‘Highly Accurate’
Telix’s Phase III ZIRCON Trial for Kidney Cancer Imaging Published in The Lancet Oncology
MELBOURNE, Australia, Sept. 11, 2024 (GLOBE NEWSWIRE) -- Telix Pharmaceuticals Limited (ASX: TLX, Telix, the Company) today announces that primary results from its Phase III ZIRCON1
trial have been published in The Lancet Oncology, reporting that Telix’s first-in-class investigational PET2 agent, TLX250-CDx (Zircaix3,
89Zr-girentuximab), is highly accurate in detecting and characterizing clear cell renal cell carcinoma (ccRCC) in patients with indeterminate renal masses (IRMs).
In this peer-reviewed manuscript, Professor Brian Shuch (University of California, Los Angeles, UCLA) and colleagues report results from this prospective, open-label, multicentre, Phase III trial in which 300 patients with an IRM ≤7cm (cT1) received TLX250-CDx. Authors conclude that TLX250-CDx “has a favorable safety profile and is a highly accurate, non-invasive imaging modality for the detection and characterization of ccRCC, which has the potential to be practice changing.”
Authors explain that small masses in the kidney are increasingly being detected incidentally when patients undergo abdominal imaging, often for other health conditions, contributing to “an era of gross overtreatment”. Diagnosis and treatment are limited by current imaging techniques, and renal mass biopsy is invasive, which can often lead to complications. Up to 30% of patients undergo unnecessary surgery, removing masses that are later determined to be benign4. If confirmed, however, ccRCC is the most common and aggressive form of kidney cancer, and delays in diagnosis can significantly reduce survival rates.

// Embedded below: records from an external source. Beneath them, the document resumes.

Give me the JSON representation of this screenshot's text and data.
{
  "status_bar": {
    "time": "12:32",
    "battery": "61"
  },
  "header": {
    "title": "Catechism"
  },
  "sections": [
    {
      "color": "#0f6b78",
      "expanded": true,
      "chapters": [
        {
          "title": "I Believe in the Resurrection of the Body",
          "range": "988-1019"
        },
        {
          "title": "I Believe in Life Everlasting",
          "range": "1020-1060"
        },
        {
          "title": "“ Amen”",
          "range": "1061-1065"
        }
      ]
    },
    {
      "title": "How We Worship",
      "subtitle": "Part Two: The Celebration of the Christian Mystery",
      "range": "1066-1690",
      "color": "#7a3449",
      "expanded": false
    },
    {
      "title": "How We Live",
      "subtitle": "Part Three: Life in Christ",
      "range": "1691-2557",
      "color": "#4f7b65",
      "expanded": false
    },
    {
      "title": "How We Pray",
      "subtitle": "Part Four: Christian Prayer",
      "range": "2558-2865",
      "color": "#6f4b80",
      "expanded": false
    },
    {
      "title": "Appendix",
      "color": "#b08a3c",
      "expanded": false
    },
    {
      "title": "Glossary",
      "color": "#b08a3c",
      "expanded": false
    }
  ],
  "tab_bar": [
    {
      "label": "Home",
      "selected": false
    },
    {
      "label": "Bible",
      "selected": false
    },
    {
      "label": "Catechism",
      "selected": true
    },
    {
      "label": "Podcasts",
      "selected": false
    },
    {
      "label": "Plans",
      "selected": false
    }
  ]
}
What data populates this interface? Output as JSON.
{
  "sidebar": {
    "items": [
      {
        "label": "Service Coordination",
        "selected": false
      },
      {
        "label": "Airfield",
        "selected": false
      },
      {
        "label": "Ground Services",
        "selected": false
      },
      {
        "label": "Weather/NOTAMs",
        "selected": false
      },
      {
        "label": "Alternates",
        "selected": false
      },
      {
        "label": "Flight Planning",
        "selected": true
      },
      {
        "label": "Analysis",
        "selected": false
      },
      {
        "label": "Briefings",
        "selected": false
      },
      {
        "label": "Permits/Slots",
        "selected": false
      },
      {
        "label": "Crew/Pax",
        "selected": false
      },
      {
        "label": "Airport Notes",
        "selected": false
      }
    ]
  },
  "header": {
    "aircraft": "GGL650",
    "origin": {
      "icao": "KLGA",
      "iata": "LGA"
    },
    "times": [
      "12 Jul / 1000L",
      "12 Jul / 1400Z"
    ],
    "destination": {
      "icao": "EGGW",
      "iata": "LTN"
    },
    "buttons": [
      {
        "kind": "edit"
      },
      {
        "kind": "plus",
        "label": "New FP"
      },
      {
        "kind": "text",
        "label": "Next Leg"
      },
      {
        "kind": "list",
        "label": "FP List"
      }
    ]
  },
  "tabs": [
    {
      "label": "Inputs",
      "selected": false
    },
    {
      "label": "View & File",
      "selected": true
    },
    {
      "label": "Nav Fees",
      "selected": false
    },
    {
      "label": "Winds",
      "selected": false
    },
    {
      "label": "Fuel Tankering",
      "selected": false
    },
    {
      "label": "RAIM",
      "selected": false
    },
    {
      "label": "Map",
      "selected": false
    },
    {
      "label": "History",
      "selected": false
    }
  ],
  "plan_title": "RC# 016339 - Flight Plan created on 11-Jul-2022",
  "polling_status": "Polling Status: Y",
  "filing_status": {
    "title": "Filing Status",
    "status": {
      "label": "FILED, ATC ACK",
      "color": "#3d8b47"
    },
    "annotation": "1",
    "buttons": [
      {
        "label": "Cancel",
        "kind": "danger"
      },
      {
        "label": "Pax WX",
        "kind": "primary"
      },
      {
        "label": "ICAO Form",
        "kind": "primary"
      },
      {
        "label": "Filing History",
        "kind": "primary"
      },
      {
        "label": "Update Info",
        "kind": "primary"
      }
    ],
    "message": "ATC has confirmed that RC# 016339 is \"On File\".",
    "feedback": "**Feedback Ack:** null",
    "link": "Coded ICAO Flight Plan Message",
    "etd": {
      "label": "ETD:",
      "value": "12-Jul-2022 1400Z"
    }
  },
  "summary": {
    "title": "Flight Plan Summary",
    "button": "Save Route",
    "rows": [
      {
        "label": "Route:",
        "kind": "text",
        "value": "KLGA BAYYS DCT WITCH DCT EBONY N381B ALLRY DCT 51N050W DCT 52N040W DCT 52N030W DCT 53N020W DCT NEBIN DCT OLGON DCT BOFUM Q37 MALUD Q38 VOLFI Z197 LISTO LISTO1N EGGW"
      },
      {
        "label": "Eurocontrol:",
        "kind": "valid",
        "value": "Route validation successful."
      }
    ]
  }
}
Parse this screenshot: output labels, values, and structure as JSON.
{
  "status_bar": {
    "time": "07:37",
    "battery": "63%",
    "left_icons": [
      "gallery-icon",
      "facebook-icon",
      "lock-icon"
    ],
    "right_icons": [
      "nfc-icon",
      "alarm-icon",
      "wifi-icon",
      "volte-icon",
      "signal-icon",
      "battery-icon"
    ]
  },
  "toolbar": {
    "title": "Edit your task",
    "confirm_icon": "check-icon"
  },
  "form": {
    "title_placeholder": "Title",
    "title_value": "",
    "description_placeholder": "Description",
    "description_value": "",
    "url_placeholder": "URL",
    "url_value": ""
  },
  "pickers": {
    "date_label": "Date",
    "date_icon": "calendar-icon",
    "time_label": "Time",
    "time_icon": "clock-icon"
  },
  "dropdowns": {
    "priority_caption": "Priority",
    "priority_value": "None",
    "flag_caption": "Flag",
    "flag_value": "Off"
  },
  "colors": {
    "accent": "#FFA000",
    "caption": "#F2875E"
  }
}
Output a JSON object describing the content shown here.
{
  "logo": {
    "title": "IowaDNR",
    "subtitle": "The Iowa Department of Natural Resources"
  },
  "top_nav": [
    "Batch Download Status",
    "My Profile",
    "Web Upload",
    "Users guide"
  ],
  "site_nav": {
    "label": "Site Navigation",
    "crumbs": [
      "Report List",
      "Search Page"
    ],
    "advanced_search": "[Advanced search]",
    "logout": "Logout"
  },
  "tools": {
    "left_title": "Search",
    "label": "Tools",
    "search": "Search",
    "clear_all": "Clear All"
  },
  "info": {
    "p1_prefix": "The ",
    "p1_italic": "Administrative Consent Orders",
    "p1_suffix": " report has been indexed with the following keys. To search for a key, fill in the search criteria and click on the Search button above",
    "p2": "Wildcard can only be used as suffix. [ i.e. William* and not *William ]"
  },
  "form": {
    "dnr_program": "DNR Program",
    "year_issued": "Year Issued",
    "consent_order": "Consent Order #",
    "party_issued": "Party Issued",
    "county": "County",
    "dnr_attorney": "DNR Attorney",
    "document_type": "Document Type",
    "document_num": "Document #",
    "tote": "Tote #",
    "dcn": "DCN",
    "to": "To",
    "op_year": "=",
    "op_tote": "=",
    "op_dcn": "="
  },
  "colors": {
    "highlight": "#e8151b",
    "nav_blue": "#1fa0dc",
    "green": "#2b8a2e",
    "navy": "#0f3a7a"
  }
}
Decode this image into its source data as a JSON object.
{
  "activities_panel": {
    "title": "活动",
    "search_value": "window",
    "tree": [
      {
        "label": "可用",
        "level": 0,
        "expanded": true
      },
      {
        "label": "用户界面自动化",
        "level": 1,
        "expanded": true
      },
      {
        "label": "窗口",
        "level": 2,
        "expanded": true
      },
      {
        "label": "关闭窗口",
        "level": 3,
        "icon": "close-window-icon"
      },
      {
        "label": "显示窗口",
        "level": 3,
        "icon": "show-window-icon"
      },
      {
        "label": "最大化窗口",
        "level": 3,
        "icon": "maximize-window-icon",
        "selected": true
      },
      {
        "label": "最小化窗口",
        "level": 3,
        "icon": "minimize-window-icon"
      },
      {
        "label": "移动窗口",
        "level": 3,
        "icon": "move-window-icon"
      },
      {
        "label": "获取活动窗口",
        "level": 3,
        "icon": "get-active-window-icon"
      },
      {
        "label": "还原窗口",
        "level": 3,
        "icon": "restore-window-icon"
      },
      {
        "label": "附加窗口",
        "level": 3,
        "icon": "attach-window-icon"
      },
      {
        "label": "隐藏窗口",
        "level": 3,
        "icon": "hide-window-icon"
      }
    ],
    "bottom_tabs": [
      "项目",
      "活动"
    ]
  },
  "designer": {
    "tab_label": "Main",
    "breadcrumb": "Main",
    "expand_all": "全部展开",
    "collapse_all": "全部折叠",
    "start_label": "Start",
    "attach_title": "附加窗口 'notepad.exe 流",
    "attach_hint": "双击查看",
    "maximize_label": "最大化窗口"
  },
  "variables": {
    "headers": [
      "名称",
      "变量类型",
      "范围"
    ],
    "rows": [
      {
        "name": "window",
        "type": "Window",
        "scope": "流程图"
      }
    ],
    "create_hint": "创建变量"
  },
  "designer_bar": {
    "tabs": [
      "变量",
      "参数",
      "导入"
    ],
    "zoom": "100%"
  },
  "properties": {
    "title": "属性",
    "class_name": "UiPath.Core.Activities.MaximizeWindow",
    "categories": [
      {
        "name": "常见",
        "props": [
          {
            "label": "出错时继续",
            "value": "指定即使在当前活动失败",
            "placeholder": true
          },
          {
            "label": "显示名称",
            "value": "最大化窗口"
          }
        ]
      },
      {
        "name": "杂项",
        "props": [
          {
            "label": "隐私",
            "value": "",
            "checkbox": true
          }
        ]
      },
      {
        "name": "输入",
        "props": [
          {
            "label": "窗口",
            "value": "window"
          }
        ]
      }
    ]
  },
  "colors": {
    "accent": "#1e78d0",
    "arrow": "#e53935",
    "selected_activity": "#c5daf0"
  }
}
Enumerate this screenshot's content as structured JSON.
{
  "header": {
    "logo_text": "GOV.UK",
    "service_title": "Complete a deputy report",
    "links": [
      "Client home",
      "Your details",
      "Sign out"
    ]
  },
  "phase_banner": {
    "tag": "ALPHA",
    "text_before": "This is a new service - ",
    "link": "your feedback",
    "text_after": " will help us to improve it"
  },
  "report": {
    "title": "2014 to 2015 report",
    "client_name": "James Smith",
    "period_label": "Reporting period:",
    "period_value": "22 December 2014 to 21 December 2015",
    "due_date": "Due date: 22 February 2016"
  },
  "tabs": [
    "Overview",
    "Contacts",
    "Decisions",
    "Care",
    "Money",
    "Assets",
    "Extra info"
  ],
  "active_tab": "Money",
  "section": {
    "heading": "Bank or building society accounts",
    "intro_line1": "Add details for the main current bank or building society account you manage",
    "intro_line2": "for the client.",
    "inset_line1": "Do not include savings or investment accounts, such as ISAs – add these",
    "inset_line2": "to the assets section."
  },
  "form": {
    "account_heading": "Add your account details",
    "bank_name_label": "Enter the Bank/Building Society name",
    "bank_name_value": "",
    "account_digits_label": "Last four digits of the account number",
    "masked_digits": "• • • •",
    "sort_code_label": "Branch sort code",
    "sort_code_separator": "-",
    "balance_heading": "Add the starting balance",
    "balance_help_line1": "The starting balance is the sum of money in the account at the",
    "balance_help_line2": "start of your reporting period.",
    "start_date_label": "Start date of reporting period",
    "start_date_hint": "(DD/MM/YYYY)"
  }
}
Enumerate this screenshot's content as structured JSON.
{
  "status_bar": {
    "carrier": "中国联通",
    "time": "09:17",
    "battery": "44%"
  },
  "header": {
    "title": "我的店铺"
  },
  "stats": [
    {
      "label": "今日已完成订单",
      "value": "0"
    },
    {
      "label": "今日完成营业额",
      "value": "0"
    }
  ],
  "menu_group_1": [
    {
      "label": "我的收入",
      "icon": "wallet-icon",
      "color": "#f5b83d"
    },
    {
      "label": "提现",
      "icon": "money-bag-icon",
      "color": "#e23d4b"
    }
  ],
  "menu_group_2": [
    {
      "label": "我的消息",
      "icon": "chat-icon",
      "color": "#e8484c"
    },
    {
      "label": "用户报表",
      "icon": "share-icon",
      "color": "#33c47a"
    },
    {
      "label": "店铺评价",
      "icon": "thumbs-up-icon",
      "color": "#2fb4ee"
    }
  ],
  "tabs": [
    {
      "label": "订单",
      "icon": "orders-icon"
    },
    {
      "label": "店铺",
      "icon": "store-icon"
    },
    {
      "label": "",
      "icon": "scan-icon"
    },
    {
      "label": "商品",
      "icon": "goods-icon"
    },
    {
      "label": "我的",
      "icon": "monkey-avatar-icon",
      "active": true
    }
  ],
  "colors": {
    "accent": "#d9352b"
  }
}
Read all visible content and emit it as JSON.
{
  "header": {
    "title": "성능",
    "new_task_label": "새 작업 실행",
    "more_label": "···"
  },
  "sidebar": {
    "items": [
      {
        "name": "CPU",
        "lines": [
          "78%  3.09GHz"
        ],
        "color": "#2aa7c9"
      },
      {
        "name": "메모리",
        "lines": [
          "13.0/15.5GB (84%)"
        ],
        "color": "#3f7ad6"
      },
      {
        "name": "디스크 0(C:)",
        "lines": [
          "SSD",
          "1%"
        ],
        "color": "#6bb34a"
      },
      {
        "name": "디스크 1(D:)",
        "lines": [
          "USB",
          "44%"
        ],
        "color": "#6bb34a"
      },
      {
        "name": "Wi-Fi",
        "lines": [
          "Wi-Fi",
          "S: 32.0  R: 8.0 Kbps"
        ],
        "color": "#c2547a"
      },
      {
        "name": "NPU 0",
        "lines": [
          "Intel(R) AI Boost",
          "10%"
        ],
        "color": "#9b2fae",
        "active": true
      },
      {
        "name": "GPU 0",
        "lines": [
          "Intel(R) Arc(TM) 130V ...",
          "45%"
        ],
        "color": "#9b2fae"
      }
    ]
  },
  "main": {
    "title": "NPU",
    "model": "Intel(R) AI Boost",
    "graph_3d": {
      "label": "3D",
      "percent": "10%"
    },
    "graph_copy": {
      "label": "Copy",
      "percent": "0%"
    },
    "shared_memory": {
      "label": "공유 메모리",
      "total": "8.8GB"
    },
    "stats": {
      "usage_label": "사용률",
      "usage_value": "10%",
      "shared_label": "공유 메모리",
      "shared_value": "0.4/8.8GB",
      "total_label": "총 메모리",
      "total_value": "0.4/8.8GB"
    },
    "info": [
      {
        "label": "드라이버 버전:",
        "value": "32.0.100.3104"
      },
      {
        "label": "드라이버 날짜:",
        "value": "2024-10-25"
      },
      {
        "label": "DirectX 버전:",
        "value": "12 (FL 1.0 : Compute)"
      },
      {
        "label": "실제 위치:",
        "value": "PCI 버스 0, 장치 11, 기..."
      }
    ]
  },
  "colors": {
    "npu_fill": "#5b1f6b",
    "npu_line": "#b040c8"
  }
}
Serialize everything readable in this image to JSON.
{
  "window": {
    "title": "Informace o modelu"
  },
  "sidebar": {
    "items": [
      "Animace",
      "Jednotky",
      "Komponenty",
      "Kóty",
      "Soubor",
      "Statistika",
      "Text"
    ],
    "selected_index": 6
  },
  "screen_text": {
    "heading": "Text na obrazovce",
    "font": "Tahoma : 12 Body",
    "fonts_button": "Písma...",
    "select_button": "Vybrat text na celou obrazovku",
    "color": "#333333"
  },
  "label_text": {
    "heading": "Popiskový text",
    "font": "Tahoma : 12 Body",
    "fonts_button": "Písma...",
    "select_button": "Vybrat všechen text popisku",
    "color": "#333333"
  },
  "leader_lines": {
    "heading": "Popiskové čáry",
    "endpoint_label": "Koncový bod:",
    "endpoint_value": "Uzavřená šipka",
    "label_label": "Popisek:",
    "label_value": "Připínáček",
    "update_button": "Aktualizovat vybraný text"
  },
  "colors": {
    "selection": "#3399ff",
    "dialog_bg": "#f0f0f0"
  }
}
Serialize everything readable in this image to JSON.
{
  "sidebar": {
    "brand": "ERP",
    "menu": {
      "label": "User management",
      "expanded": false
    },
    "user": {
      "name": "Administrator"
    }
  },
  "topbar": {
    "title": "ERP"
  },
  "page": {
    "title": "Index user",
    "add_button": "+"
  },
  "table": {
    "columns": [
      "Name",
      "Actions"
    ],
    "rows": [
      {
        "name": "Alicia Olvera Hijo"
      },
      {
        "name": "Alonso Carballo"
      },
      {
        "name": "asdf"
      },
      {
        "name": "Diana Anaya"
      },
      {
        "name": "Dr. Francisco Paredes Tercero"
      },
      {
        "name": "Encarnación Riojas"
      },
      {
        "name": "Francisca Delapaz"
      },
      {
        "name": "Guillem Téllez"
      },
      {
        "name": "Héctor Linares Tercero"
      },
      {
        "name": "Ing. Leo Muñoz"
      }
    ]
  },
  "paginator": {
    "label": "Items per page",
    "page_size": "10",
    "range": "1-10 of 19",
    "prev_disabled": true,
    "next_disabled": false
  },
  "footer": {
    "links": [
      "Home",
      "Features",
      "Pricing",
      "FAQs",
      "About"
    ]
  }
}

Professor Brian Shuch, MD, Director of the Kidney Cancer Program and the Alvin & Carrie Meinhardt Endowed Chair in Kidney Cancer Research at UCLA Institute of Urologic Oncology, and a ZIRCON principal investigator, said, “Until now, assessing whether renal masses are cancerous has been difficult and often involves invasive surgery or percutaneous biopsy. This is because standard imaging technology – either a CT or MRI scan – cannot reliably differentiate between benign or malignant renal lesions or provide information about disease biology.
“The challenges and uncertainty in diagnosing ccRCC underscore a critical unmet need for a new, non-invasive technique that accurately detects and differentiates ccRCC from other renal masses in patients, to inform clinical decision making. The ZIRCON trial has shown that TLX250-CDx is a breakthrough technology that can address this need.”